Another aspect of Anime Expo I really enjoyed was how well-organized and controlled the whole convention was. Having tens of thousands of people can be a nightmare but staffs of Anime Expo really made sure everyone behaved accordingly. Though anime conventions serve as places to have fun and expand the horizon with everything to do with this fandom, people shouldn’t act without responsibilities. Enforcing the no glomping policy is something I highly approve of. Up to this day, I still don’t understand the full concept of glomping and tackling the living air out of someone else. Is it an indication of “fun” or an inconsiderate act which could lead to serious injury from carelessness? Either way, I believe the safety of individuals come first and Anime Expo responsibly took convention goers’ well-being under their wings. Another aspect of Anime Expo which surprised me was the efficiency of line movement. I’ve heard stories that the lines for registration and exhibit halls could be painful and hectic. However upon asking a few people throughout the busiest days, people were able to obtain their badges in less than an hour. From personal experience, the exhibit hall line which snaked around twice on Thursday took me only 20-30 minutes before I made it through. On Friday it was even faster. Talking with one of the line-control staff, I was told this was one of the best years in being both efficient and organized. Good job to the hard working staffs. Keep it up.

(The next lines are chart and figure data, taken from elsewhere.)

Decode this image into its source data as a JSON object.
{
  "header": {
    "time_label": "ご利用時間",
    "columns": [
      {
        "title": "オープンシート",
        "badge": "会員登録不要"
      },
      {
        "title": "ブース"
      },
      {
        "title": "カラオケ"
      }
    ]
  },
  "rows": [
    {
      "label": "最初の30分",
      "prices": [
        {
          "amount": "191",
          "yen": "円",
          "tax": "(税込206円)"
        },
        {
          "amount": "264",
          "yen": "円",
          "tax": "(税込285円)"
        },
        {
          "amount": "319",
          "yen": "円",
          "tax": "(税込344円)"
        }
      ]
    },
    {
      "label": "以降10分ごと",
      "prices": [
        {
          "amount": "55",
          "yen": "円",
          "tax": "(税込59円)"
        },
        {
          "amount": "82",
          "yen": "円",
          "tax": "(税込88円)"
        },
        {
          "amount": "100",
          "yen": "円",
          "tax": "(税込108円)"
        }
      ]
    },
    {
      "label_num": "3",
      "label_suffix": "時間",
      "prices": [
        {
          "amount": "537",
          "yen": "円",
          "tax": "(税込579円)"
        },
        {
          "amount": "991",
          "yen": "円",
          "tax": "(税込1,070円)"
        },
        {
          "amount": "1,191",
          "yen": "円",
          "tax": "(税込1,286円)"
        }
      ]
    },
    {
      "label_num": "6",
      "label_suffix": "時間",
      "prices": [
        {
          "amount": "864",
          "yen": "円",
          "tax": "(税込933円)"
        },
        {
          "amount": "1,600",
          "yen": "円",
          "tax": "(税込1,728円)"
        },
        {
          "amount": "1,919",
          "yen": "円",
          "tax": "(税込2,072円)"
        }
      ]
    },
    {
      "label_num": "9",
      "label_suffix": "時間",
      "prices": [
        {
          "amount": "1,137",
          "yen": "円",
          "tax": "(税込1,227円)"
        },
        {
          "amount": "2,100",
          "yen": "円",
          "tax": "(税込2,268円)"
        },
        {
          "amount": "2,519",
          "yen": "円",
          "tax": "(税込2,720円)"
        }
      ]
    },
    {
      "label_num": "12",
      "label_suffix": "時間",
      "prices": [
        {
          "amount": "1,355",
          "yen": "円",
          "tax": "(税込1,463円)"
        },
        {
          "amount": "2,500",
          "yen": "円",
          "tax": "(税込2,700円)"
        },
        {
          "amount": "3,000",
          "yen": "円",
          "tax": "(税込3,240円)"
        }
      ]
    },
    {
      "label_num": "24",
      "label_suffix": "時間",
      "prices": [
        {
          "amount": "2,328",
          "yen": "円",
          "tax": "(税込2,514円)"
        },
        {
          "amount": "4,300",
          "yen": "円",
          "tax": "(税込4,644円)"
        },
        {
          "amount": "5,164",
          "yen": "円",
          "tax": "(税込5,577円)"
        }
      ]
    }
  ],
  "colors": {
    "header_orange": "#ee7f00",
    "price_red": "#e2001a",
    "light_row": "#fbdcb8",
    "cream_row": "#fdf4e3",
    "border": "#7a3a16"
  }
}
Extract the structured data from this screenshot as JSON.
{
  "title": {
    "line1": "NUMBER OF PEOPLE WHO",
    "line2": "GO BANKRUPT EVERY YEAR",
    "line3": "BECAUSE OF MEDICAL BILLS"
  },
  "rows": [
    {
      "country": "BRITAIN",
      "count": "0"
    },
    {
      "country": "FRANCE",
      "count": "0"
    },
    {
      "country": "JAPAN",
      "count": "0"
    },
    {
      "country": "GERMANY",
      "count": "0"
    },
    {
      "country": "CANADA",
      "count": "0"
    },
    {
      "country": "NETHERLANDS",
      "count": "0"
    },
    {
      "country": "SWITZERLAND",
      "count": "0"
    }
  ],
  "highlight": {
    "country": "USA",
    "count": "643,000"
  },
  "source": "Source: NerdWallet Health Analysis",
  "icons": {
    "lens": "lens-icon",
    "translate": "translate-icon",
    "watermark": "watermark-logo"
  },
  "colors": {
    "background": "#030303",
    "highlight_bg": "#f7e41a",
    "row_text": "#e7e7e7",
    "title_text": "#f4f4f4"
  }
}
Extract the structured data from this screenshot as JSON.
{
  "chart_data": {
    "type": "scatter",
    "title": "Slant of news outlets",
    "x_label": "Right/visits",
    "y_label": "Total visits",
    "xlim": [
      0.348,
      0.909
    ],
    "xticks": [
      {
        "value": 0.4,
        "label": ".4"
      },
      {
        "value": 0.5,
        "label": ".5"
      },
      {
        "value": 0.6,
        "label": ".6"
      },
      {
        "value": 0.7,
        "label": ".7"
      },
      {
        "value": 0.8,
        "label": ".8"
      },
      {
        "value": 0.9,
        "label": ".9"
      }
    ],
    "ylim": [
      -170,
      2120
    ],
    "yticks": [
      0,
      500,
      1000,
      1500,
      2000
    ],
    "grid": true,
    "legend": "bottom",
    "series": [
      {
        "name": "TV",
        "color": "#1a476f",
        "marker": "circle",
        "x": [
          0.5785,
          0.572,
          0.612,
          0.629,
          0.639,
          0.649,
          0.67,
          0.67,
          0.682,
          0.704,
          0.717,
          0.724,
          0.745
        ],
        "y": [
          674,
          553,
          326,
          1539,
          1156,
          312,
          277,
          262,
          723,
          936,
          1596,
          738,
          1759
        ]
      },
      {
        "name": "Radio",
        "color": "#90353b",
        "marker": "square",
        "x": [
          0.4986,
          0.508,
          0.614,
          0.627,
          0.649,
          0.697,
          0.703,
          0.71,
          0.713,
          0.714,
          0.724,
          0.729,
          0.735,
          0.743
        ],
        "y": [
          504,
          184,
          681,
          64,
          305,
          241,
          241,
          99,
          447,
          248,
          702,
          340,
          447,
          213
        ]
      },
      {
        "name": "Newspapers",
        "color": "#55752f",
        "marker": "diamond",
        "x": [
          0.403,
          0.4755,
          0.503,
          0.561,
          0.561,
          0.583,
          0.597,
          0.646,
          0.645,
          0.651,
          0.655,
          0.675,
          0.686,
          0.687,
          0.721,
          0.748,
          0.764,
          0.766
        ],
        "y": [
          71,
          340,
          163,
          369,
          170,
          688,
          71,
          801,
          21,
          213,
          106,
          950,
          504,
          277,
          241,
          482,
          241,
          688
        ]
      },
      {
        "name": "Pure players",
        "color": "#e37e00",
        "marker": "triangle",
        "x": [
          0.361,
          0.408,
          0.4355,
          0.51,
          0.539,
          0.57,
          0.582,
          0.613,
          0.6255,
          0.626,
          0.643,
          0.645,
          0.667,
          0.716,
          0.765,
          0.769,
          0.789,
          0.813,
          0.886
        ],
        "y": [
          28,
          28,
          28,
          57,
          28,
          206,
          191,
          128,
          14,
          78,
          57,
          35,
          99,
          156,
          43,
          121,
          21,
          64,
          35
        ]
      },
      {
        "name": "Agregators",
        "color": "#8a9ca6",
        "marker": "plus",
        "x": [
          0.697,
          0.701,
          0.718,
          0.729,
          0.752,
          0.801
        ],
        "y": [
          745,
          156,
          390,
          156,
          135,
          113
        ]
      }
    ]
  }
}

This year, it was only the beginning of a different path for me, a new door that I opened. It was worth it and I would do it again.... the long hours on the plane ride across the country and the drive down Highway 5 in blistering triple digit heat. I could imagine myself inching closer to the heart of Los Angeles, passing Hollywood as I go. Through downtown Los Angeles and finally near the convention center, I would once again see the bright looks of future anime fans I imagine for many convention generations to come, staying true with passion and respect for this sub-culture. Along side as an ally is Anime Expo, extending its arms to those fans with full dedication and upholding its position as the number one society for the promotion of Japanese animation. It was a pleasure to be invited as both a guest and a fan and I truly believe Anime Expo will continue to shine brighter and brighter. Until Anime Expo 2010, adios amigos!